From The Jewish Chronicle
By Melanie Phillips
In New York last week, I was talking to American Jews anxious about
the very difficult relationship between President Obama and Israel's
newly re-elected Prime Minister Benjamin Netanyahu. We wait to see
whether the Obama administration will carry out its post-election threat
to throw Israel under the bus if the declaration of a Palestine state
comes to a UN vote. The idea, however, that the nation of America would
sever its relationship with Israel is a very different matter. For
Israel has a special place in America's heart.
Last Monday, Senator Ted Cruz declared he would run for the
Republican presidential nomination. Speaking at Virginia's Liberty
University, said to be the largest Christian university in the world,
Cruz declared: "Instead of a president who boycotts Prime Minister
Benjamin Netanyahu, imagine a president who stands unapologetically with
the nation of Israel."
Can you imagine any British politician using support for Israel as a
way of gaining voter approval? Can you imagine Church of England folk
applauding? Last week, Senator Tom Cotton told the Senate that America's
alliance with Israel was not one that existed between particular
statesmen or parties but "between the American people and the Israeli
people". "Under no circumstances", he declared, "will I or Congress
allow the Obama administration to abandon Israel."
In the same week, Senator Marco Rubio delivered a blistering speech
tearing into Obama's six-year record of hostility towards Israel,
culminating in the President's tantrum after Netanyahu's victory.
Israel,
said Rubio, was "a nation with a special and unique purpose unlike any
other nation in the world". It had repeatedly offered a state to the
Palestinians whose response was to incite terrorism. "Yet these are the
people we are pressuring Israel to make a deal with," he cried. "The
conditions for peace do not exist with a people who teach their children
that killing Jews is a glorious thing". No people on earth, he said,
more wanted peace and had more suffered from violence than the Jews.
Israel needed America's unconditional support. "Because if America
doesn't stand with Israel, who would we stand with?"
Can you imagine MPs voicing such sentiments - and being heard with
equanimity? These senators are all Republicans. After the row over
Obama's reaction to Netanyahu's Congress address and re-election,
concern has been expressed that bipartisan support for Israel may be
eroding with the Democrats and Republicans dividing into opposite camps.

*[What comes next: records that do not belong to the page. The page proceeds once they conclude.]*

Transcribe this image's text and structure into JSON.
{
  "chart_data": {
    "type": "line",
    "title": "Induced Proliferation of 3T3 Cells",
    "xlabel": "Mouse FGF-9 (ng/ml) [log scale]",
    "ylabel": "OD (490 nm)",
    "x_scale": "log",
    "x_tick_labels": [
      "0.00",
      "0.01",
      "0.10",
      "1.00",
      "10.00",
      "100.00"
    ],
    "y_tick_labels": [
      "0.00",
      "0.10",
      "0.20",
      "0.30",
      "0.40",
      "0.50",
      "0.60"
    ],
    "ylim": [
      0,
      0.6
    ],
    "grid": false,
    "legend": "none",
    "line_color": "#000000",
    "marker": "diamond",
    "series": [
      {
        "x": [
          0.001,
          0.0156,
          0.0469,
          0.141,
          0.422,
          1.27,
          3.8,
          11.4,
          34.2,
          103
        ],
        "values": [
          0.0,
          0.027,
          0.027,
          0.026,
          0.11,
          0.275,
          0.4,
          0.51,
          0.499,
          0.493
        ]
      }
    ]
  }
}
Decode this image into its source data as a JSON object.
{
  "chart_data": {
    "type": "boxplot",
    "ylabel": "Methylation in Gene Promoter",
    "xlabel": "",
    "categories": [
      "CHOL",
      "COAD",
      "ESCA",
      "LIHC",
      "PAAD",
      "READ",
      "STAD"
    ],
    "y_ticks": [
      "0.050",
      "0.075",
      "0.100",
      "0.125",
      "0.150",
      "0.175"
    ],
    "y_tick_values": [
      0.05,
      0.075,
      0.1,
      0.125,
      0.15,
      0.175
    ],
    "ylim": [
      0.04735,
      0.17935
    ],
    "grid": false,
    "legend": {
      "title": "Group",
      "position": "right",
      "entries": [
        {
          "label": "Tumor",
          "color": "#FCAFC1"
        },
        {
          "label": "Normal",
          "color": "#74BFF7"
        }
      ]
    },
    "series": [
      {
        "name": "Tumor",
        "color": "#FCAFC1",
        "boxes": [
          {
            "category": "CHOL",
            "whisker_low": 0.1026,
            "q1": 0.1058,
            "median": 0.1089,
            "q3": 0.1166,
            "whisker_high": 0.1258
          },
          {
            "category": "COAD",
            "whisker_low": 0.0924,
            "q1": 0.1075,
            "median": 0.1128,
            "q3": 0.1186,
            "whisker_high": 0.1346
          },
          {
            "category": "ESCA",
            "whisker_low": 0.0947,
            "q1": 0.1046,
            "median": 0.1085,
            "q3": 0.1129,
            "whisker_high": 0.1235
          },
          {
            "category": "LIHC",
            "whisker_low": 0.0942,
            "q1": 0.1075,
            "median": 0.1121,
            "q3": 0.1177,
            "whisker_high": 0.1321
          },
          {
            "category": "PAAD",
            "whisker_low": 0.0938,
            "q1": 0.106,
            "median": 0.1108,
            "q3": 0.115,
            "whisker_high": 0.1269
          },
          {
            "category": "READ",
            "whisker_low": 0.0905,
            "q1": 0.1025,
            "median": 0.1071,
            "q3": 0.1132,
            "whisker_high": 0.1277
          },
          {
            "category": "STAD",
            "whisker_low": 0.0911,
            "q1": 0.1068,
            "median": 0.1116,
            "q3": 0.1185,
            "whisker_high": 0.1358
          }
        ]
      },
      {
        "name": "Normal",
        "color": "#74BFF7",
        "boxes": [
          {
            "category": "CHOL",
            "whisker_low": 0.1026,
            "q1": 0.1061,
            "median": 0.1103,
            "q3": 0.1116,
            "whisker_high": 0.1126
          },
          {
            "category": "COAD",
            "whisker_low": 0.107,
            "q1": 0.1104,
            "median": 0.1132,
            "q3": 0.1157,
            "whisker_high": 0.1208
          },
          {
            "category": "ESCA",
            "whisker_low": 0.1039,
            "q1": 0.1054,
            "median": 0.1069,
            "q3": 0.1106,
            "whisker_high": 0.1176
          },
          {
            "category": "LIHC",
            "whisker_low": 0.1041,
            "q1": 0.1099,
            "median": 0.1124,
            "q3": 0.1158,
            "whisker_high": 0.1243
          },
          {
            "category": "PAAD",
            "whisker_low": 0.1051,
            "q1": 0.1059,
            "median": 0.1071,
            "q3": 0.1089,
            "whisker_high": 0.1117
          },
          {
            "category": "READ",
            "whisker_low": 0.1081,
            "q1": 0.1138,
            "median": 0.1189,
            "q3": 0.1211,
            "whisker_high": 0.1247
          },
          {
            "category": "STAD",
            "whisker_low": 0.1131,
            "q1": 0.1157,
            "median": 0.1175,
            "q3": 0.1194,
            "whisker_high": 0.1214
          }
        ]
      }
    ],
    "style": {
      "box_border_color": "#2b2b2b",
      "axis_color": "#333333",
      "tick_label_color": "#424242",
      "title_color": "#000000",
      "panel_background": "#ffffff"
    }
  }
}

However, the American people remain overwhelmingly supportive of
Israel. This is largely because of the great mass of biblically-faithful
Christians, for whom the Jews and the state of Israel are indeed God's
beloved people (albeit to be converted at the end of days) and promised
land.
Beyond these Christians, most Americans believe Israel represents
their values and serves as the front line of their defence. More
profoundly, they identify with Israel because they feel America is also a
special and blessed land with a mission to the world. For sure, this
support is now under attack. Jewish students are running the gauntlet of
anti-Israel aggression on US campuses. The coverage of Israel by the
New York Times is a breathtaking display of sustained journalistic
malice and distortion.
Despite all this, those who want to destroy the US /Israel
relationship face an obstacle. For the real "Israel lobby" is not
America's tiny Jewish community. It is America itself.